Researchers at the University of Pennsylvania have developed ApexGO, a novel, AI-powered method for turning promising but imperfect antibiotic candidates into more potent ones. Unlike many existing AI approaches to antibiotic discovery, which screen large databases for molecules that might work, ApexGO starts with a small number of imperfect candidates and improves them step by step, using a predictive algorithm to evaluate each modification and guide the next.
“Antibiotic discovery is fundamentally a search problem across an enormous molecular space. ApexGO gives us a way to navigate that space with far more direction,” says César de la Fuente, Presidential Associate Professor in Bioengineering and in Chemical and Biomolecular Engineering in the School of Engineering and Applied Science, in Psychiatry and Microbiology in the Perelman School of Medicine and in Chemistry in the School of Arts & Sciences.

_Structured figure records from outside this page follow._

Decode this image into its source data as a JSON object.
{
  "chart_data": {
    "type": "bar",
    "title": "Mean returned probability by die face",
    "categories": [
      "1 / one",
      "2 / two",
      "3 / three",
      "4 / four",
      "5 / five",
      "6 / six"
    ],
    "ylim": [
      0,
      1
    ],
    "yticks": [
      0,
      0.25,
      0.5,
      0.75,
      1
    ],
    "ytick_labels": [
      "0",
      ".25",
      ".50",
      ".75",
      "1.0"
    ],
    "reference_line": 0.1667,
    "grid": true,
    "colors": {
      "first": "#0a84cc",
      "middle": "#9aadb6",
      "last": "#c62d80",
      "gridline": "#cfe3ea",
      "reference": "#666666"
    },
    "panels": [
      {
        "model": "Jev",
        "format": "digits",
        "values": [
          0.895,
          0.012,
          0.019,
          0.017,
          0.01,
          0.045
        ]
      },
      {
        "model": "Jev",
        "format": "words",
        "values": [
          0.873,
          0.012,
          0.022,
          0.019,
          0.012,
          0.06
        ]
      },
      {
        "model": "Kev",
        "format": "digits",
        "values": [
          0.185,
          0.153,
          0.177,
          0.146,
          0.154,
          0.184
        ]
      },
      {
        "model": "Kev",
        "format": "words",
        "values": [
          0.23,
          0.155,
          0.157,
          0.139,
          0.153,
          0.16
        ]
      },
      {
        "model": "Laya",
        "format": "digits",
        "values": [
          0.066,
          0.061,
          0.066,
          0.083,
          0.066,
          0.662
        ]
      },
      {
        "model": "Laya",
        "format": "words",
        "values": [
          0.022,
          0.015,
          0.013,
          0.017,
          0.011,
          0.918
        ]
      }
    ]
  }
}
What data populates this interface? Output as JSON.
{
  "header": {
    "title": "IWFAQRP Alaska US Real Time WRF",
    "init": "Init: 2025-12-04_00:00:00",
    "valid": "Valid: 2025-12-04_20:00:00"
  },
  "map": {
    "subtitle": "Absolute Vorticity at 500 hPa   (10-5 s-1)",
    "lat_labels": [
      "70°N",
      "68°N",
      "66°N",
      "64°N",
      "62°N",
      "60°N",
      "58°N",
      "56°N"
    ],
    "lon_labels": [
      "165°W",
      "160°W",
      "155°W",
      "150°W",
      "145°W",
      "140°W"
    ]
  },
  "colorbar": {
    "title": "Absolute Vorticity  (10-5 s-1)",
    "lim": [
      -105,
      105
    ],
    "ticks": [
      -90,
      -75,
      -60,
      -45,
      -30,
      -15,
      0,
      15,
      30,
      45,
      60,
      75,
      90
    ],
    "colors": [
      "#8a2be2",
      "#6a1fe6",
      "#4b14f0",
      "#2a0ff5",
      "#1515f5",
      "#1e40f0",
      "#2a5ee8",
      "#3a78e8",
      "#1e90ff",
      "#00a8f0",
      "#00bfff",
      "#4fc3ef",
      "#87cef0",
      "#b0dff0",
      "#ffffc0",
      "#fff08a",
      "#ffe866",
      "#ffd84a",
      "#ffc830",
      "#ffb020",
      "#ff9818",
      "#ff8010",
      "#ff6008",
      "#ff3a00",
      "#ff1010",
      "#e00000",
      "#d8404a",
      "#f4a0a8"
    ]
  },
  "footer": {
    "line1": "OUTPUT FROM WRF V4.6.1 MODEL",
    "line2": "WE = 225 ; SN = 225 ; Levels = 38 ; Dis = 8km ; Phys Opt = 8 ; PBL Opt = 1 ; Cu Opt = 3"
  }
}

He is co-senior author of a new paper describing the method in Nature Machine Intelligence.
“ApexGO begins with a promising but imperfect peptide,” explains de la Fuente, referring to a short string of amino acids, “proposes precise edits, predicts whether those changes are likely to enhance antimicrobial activity, and then keeps moving toward versions that are more likely to work when we make and test them.”
Laboratory tests against disease-causing bacteria supported ApexGO’s predictions: 85% of the AI-generated molecules halted bacterial growth, while 72% outperformed the peptides from which they were derived. In mice, two antimicrobial peptides created by ApexGO reduced bacterial counts at levels comparable to polymyxin B, an FDA-approved antibiotic used as a last-resort treatment for some drug-resistant infections.
“What is striking is that ApexGO’s predictions held up in the real world,” says Jacob R. Gardner, Assistant Professor in Computer and Information Science (CIS) and the paper’s other senior co-author.
“ApexGO was optimizing against another computer model, so one concern was that it might find molecules that looked good to the model but failed in the lab. Instead, the majority of the molecules it designed actually worked.”
From screening molecules to making new ones
For years, the de la Fuente lab has looked for antibiotic candidates in unlikely places, from frog secretions to ancient microbes. Two years ago, the group released APEX, an AI model that predicts whether or not a given peptide is likely to have antimicrobial properties.
“APEX helped us find promising antibiotic candidates in enormous biological datasets,” says Marcelo Torres, Research Assistant Professor of Psychiatry in the Perelman School of Medicine and co-first author of the paper, referring to work that revealed antibiotic candidates everywhere from woolly mammoths to giant sloths.
“ApexGO takes the next step: once we have a promising molecule, it helps us ask how to make it better.”
That’s where Gardner’s lab comes in. The group specializes in methods like Bayesian optimization, which helps AI systems explore large numbers of possible solutions efficiently.
“It would be impossible to test every possible peptide,” says Yimeng Zeng, a doctoral student in CIS and co-first author of the paper.
“Bayesian optimization helps the model make informed choices about what to try next, balancing candidates that look promising with candidates that could teach the model something new.”
Essentially, one part of ApexGO—short for APEX Generative Optimization—suggests molecular tweaks, while the previously published APEX model predicts whether those changes are likely to increase antimicrobial activity. ApexGO then uses those predictions to guide the next round of proposed edits.
“If a region of the search space looks promising, the model can spend more effort exploring nearby variants,” says Zeng. “But it can also move into less certain regions, where there may still be hidden improvements.”